Anyway, thank you for the good thoughts and vibes on her PT.  Now go outside and do something fun with your family like I plan to.

Tell your son not to chase the geese!

Maybe I’m crazy. Definitely a little, but not clinically. Tell me your thoughts on this.  The fam and I were at a park on Sunday where there were about 100 geese scattered over about 2 acres of grassy hills by a lake. My little 2 year old boy sees the geese, which he loves, and walks towards them. The geese, sensing the presence of this force, walk away. Smart, those geese. He starts running with a focus that only a 2 year old boy who dreams of petting goose can have. Then, with the attention span of a 2 year old boy he veered off and ran to the sand pit. 20 minutes later we see more geese. I say, let’s go talk to the geese. So we walk, he runs. Let me preface this with the fact that no matter how fast he runs, he is not going to catch a goose. And besides, I’m next to him, not so much to protect the geese because he’s not getting anywhere near those smart birds, but in case one does do the wild animal thing and turn around to see if his fingers taste good or make a big goosey production of flapping their wings and honking. Which would be fair right? They are wild animals.  I just want to make sure no one gets hurt.  And also, there are no eggs or babies running around yet.
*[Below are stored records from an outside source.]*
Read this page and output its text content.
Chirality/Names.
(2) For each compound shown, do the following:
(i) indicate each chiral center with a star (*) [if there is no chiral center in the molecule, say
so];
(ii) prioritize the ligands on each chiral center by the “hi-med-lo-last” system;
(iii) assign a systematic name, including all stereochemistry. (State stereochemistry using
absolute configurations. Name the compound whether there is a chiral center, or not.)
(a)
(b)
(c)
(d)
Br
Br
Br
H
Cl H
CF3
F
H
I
Back to the story, as I’m walking next to 2 year old wonder boy, a man comes jogging up to me across the park, out of his way, and asks me to tell my little boy “not to chase the geese. This is their home.” Am I out of line?

I basically tell him that he’s not hurting them, not getting anywhere near them and that he loves animals and is interested in them. That’s all. The man points out a goose to us and points out his hurt wing that looks broken and says “that one has a hurt wing.” I tell him that he’s right, it does look broken, but my little boy didn’t do it. That he’s in fact a little kid and interested in all animals and I am here to be sure he doesn’t hurt them and that he doesn’t get hurt. What better way to learn than to be here. There is no “don’t chase the geese” sign posted. Just a sign that says to not feed the wildlife, and we didn’t, and to not throw stones in the lake, so we stopped.

Is this a thing? Kids can’t chase a goose?